Xaron was a struggling trader for the better part of a decade and has just in the past year struck upon an approach that seems to be working for him 

see http://xaron.mt4stats.com/analyses.php, about 300 pips a week, not bad

any way its Xaron's approach to the market that, i am sure will rub many up the wrong way, and most "teachers" of trading would like to use Xaron as an example of what not to do . . . . but nevertheless i thought his approach interesting.

i'd call it 'freestyle' trading, the whole thing feels pretty formless.

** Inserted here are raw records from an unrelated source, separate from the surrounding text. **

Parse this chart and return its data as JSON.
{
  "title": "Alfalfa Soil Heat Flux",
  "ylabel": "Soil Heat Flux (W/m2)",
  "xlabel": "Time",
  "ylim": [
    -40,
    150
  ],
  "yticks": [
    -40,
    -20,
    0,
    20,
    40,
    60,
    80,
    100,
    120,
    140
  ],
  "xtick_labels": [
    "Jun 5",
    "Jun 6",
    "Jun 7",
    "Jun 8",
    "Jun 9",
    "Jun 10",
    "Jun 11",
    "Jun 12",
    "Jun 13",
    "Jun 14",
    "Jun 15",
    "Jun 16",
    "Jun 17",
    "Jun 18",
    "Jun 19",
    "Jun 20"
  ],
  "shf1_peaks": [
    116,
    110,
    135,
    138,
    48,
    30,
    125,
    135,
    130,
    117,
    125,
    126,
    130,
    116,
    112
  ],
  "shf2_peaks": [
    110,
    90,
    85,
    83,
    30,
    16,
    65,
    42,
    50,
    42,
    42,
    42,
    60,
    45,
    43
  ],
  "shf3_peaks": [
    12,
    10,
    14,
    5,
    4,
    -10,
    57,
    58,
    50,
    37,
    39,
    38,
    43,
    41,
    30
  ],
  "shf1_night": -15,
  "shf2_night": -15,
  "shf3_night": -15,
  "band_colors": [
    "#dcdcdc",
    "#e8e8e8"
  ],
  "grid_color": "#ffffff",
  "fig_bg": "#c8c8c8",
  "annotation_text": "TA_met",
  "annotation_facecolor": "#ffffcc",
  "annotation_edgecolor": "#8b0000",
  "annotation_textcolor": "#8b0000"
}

the basic idea, from what i can gather, is to form an overall directional bias, enter at significant support or resistance, and throw in a bit of fundamentals

and dont be too concerned about precise entries and be liberal with your stops . . . . sounds relaxed doesnt it, but his stats seem good


----------



## supermatt (10 September 2009)

I have looked at his stats a while back on ff. Is that a live account statement or what?


----------



## Stormin_Norman (10 September 2009)

in my EAs my SL's are 3-6 times my take profits.

winners to losers are about 10-1. 

similar criteria for entry (minus the fundementals).

remember too - those who cant, teach.


----------